Personal growth is imminent over the course of a relationship. You wouldn’t expect your partner of many years to be the same person he was when you first met. We are human. We evolve, grow, change, adapt. Who we become is a result of the people with whom we have surrounded ourselves, the knowledge and experiences we have acquired, the events, objects, skills that claim space in our lives, the choices we have made that have led us to the present moment. But in moments of tragedy, we find ourselves transformed on a much swifter timeline than typical growth requires. We are left to pick up the broken pieces of our former selves, to carefully craft together a mosaic of what remains. It is a deeply intimate and personal process. You must come to rediscover who you are in this unpredictable, unfamiliar world. You must build a relationship with this new you and invest real, quality time in discovering who you are in this life after loss. You may just find that your truest self is revealed.

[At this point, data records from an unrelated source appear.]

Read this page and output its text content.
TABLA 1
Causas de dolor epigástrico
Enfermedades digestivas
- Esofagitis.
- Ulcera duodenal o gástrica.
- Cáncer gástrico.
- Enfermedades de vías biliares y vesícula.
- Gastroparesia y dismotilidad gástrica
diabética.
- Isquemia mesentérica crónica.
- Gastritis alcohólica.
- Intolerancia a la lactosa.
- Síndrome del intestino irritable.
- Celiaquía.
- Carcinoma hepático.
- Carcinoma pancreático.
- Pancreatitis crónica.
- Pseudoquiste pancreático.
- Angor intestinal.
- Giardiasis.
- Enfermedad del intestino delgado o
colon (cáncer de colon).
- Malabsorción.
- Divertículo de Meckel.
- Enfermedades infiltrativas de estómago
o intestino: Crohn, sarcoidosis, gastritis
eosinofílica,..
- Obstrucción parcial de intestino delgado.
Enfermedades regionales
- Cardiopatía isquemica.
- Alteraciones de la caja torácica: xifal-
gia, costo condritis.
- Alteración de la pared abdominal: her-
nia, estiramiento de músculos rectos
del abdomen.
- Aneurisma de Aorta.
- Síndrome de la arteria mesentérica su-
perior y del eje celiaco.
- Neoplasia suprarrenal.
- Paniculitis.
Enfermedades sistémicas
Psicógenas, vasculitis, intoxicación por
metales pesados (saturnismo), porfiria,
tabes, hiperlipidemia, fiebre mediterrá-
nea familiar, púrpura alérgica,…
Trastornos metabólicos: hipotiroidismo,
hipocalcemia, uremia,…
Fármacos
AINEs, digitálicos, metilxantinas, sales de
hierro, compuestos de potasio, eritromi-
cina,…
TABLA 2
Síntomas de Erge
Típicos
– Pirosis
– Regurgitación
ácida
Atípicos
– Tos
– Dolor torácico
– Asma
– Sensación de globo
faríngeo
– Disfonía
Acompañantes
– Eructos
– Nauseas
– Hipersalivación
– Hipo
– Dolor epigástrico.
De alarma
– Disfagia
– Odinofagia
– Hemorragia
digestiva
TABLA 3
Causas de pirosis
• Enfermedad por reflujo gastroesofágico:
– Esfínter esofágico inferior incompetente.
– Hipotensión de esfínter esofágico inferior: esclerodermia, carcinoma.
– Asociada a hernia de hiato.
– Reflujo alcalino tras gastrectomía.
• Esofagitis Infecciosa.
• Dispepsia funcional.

And meanwhile, your partner is doing the same. Two people, each remarkably different than they were the day before their child died, each rediscovering their new identities in this after, while also navigating a marriage with someone who feels much like a stranger. It is no simple task and certainly no mystery why relationships are known to crumble following a life-altering event. On the hardest days, there are hurt feelings and defensive words, often followed by deafening silence. Then apologies, tears, an embrace, and a mutual understanding that grief too often gets the best of us.

I want to make this abundantly clear. The relationship I share with my husband has a strong foundation - one based in mutual respect, built on genuine friendship, and adorned with profound love for one another. And so, in the year since our daughter died, we have been caught off guard by how alarmingly difficult it has become to nurture our marriage. But we remind ourselves that we vowed to love each other “for better or worse”, a phrase we have come to learn is not just weightless words proclaimed on wedding days. It is a choice. No one expects to wind up here, in a life that feels foreign and with a reflection that appears a stranger. But for us, “for better or worse” is a commitment to dig deep, to reconnect with the love we have shared for years, even when life has thrown us drastically off course.

As I studied our reflections in the mirror today, I noticed it. The familiar scar on his forehead, evidence of his rough-and-tumble childhood with two brothers. And there in my left eye, the fleck of brown in a sea of green. It has been there for as long as I can remember. So despite this newness, this journey of self discovery, this brokenness we bear, it is us after all. And it shall be us, for better or worse, for always.